DETAILED DESCRIPTION OF PREFERRED EMBODIMENTS
 As is well known, spherical surfaces may be approximated by triangulation based on subdivisions of platonic solids as depicted in FIG. 2. Both triangular and square faces can be recursively subdivided through edge bisection to yield similar each time quadrupling the number of polygons (note this is not true of the dodecahedron). Projection onto the sphere yields irregular or distorted results (not all facets are exactly the same size and shape). Although for engineers the cube is perhaps the most conceptually familiar and mechanically straightforward of all five platonic solids, the icosahedron as basis for a geode yields significantly lower grid distortion.

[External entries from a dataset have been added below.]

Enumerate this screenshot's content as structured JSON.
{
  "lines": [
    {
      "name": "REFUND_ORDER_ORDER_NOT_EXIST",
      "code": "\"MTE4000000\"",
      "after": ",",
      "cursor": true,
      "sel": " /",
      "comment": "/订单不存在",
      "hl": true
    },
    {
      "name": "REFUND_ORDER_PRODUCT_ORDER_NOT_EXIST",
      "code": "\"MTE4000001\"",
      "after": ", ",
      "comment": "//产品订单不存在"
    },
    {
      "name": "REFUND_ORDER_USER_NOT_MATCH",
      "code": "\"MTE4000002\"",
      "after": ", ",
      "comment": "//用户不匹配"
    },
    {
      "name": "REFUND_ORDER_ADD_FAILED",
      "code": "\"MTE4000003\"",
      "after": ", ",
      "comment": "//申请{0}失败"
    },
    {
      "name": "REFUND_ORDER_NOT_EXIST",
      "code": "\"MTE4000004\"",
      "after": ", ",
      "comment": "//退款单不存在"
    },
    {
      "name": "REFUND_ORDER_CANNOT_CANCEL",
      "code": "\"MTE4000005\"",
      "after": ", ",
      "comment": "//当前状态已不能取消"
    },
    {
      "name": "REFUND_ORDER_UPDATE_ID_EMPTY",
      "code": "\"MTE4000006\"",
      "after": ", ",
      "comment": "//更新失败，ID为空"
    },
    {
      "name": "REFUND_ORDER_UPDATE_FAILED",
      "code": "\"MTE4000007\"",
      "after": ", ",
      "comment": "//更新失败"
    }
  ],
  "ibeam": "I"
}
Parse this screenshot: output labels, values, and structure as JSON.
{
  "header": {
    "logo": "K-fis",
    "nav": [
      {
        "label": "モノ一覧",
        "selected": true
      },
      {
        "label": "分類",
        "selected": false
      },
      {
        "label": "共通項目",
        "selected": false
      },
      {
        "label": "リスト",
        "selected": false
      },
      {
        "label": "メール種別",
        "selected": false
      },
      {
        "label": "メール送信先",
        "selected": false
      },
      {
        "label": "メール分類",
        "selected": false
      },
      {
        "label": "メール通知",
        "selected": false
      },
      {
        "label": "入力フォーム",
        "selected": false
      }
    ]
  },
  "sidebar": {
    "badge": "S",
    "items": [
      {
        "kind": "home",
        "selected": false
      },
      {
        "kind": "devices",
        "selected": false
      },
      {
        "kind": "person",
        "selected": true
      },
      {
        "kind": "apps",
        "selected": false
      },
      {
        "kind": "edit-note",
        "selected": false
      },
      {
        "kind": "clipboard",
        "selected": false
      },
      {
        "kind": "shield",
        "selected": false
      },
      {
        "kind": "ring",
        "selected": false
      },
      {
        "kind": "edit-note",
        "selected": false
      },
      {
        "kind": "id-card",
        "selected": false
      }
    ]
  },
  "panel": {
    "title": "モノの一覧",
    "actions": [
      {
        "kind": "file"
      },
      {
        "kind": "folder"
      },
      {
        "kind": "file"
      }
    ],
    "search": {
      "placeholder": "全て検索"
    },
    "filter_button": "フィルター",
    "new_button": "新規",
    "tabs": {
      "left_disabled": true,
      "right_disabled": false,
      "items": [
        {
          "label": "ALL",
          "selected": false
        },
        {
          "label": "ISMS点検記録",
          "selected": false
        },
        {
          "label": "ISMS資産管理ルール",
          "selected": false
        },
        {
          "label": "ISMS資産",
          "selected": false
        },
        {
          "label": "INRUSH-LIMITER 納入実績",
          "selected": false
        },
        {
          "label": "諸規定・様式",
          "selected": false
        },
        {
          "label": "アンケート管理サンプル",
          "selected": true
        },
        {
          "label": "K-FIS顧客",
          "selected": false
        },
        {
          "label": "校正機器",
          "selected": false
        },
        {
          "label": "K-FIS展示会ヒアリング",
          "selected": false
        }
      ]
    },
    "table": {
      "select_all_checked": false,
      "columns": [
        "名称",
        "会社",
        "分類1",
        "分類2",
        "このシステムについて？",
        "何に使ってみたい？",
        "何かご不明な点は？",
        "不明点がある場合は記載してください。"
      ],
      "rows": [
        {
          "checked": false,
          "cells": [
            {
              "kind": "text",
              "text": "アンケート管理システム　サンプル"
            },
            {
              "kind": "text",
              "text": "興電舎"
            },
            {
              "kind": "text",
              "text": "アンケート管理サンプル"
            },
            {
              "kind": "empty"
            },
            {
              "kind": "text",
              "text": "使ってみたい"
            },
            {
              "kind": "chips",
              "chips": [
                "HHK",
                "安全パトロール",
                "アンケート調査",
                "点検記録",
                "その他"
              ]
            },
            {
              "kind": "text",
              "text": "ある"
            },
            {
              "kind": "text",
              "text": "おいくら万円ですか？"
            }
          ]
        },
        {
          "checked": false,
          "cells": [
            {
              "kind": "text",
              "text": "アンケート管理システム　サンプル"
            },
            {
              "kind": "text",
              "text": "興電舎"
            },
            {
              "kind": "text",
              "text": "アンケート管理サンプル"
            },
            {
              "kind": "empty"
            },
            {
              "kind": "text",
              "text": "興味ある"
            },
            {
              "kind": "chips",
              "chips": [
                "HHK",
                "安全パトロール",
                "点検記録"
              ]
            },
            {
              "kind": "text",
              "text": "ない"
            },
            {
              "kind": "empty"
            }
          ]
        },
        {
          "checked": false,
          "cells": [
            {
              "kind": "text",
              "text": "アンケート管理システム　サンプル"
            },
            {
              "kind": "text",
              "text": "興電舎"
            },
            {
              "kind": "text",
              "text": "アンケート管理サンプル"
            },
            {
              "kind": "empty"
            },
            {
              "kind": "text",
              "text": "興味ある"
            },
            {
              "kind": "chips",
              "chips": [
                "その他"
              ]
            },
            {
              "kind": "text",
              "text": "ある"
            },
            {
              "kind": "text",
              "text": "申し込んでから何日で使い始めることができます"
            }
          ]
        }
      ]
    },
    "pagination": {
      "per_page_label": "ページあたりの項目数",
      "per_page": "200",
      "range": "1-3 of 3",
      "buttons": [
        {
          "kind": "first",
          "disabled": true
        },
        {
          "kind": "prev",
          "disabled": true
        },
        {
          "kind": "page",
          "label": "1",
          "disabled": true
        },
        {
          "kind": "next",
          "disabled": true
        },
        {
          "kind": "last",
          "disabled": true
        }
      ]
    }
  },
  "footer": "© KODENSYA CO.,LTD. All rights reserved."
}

 The icosahedral instantiation of the preferred embodiment will be appreciated by those skilled in the art as an example of many possible tessellations or tilings on the sphere. Alternate arrangements might also utilise further packing symmetries to advantage. For instance, a hemispherical version could be made where one half of the sphere is collapsed or folded onto the other side of the shell. Such an arrangement can improve access, extend the area available for interconnect, and in some cases allow further compression of the machine's radius. In applications other than climate science where spherical topology is not required, a ring- or tube-style physical arrangement may be used that supports toroidal interconnect topologies and others. Notionally this may be the equivalent of removing top and bottom icosahedral "caps" leaving 10 faces as a continuous band. However, rectilinear layouts would typically be preferred for annular processor arrangements.
 In FIG. 1, the circumference of the geode is approximately three metres, a size representative of a large system in silicon-based semiconductor technology. Two generations of icosahedral subdivision yield 20 times 16, or 320 triangles. These triangles are paired to form 160 rhombic units, FIG. 3, in order to support identical quadrilateral subcomponents. It will be appreciated that using identical building blocks has advantage for design and manufacture.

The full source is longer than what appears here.